Ne olursa olsun Aralık ayının son günleri ve yeni yılın ilk günlerinde hep heyecan duymuşumdur.
Eski yılı uğurlamaya hazırlanırken yılbaşı hazırlıklarından ve özellikle de hediyeleşme geleneğinden ayrı bir mutluluk duyarım.
Çocukluğumun da içinde bulunduğu saf ve en sade günlerimi geçirdiğim, doğduğum Ardahan’ın Göle ilçesinde 4 metreyi bulan kar da mutluluğuma mutluluk katardı.
Doğduğum yerde değişik gelenekler hakimdi, mesela çıtalar ile yapılmış sakat değneği gibi. Aletlere basamak yapılır ve en az 70 cm uzunluk boyumuza ilave edilir, en eski elbiseleri giyer, yüzümüzü kara kömürle boyar, ellerimizde torba on kişilik gruplar ile karda bata çıka kapı kapı dolaşır “çeççiler gelmiş parası yok, torbası var ekmeği yok, ceketi var paltosu yok, cepleri var şekeri yok” diye maniler okuyarak evlerden para veya şeker toplardık.
Ayrıca evlerde anneler kuruşlu börek diye yapmış oldukları bir tepsi böreğin içine para koyarlar ve kime çıkarsa yılın ona şans getireceğini düşünürdük.
Buna benzer şekillerde evlerde eğlenip, yeni yılda dışarıya çıkıp karda ateş yakarak yılın ilk saatlerini kutlardık.
Bu bir gelenekti ve nerden gelmiş, nasıl oluşmuş bilinmezdi, açıkçası kimse de sorgulamazdı.
Ama her şeye rağmen çocukluğumuza çok güzel bir düşünce dünyası yaratırdı.
Nedir o derseniz bir yıl bitiyor yeni bir yıla başlıyoruz, üzüntülerimizi geride bırakıp inşallah yeni yılda yeni umutlar diyerek giriyorduk.
Hayatımın sonraki yıllarında da yılbaşı geceleri hep kar bekledim ve halen daha bekliyorum, yağan karın yılın son gecesine zenginlik ve değişiklik katacağı umudunu taşıyorum.
Ama insan aklında çok güzel şeylerin yanında sıra dışı şeyler hep kalırmış.
Çünkü olaylı günler hep rutin dışı gerçekleşir ve kolay kolay unutulmaz, anlata anlata günümüze taşırız.
İşçi olarak çalışırken bir yılbaşı gecesi İnegöl’de bir fabrikada unutulduğumu, iş için Erzurum’a gidip yoğun kar yağışından dolayı geceyi otobüs içinde geçirdiğimi, Erzincan’da 4 aylık kısa dönem askerlik yaparken yılbaşı gecesi eksi 17 derecede dışarıda 4 saat nöbet tuttuğumu asla unutamam.

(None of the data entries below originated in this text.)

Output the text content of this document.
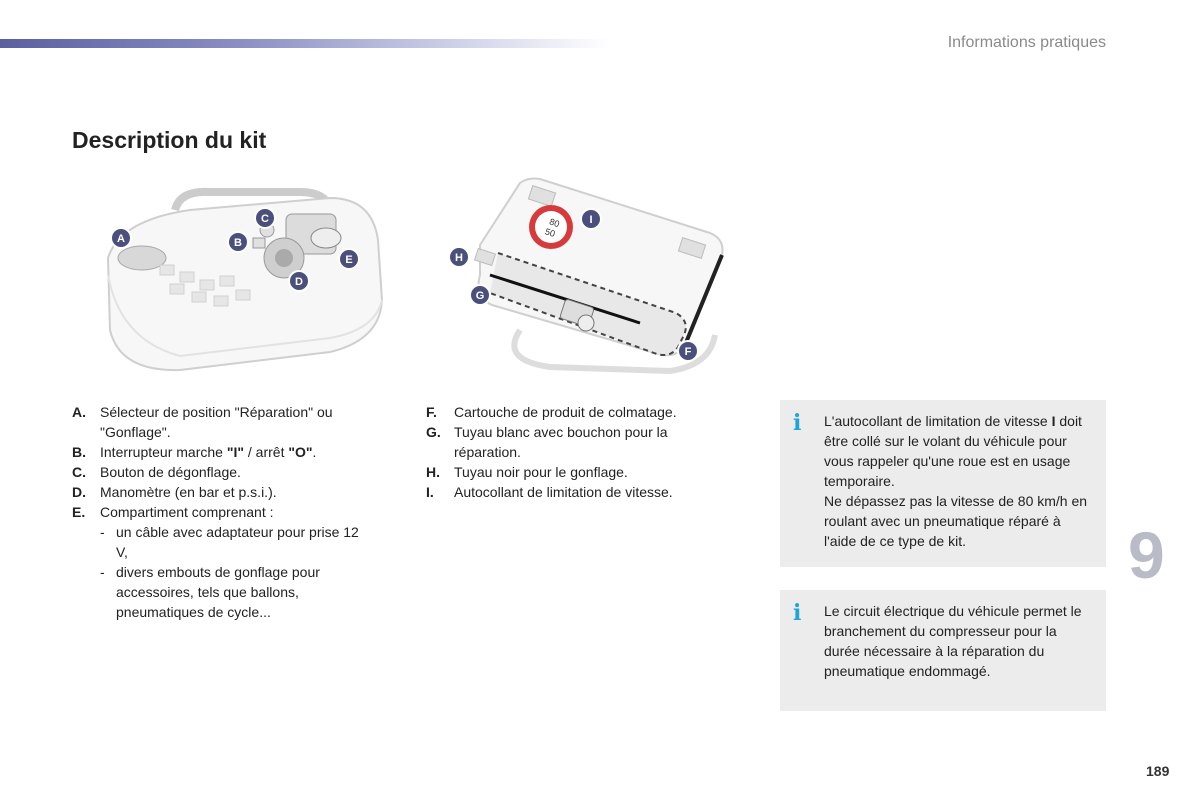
Informations pratiques
Description du kit
A	B
C
D
E
80
50
H
G
I
F
A.	Sélecteur de position "Réparation" ou "Gonflage".
B.	Interrupteur marche "I" / arrêt "O".
C.	Bouton de dégonflage.
D.	Manomètre (en bar et p.s.i.).
E.	Compartiment comprenant :
- un câble avec adaptateur pour prise 12 V,
- divers embouts de gonflage pour accessoires, tels que ballons, pneumatiques de cycle...
F.	Cartouche de produit de colmatage.
G. Tuyau blanc avec bouchon pour la réparation.
H.	Tuyau noir pour le gonflage.
I.	Autocollant de limitation de vitesse.
i L'autocollant de limitation de vitesse I doit être collé sur le volant du véhicule pour vous rappeler qu'une roue est en usage temporaire.

Ne dépassez pas la vitesse de 80 km/h en roulant avec un pneumatique réparé à l'aide de ce type de kit.

i Le circuit électrique du véhicule permet le branchement du compresseur pour la durée nécessaire à la réparation du pneumatique endommagé.

9
189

Yine yılbaşı gecesi canım yakınımın yanında hastanede sabahladığımı da unutamam.
Elbette hayatta her şey insanlara hem o kadar uzak ve bir o kadar da yakın ki ama güzel ve sıra dışa olunca ve yıldönümlerinde hatırlanıyorlar, ben de onlardan biriyim.
Her şeye rağmen geride bıraktık geçmiş yılları. 2025 yılı bütün insanlığa sağlık, mutluluk, huzur, barış ve bereket getirsin gibi klasik bir cümle ile tamamlamış olduğum yılın son yazısında yeni yılın yeni sloganı üç kelime olsun diyorum. 2025 SAĞLIK, BEREKET VE BARIŞ yılı olsun.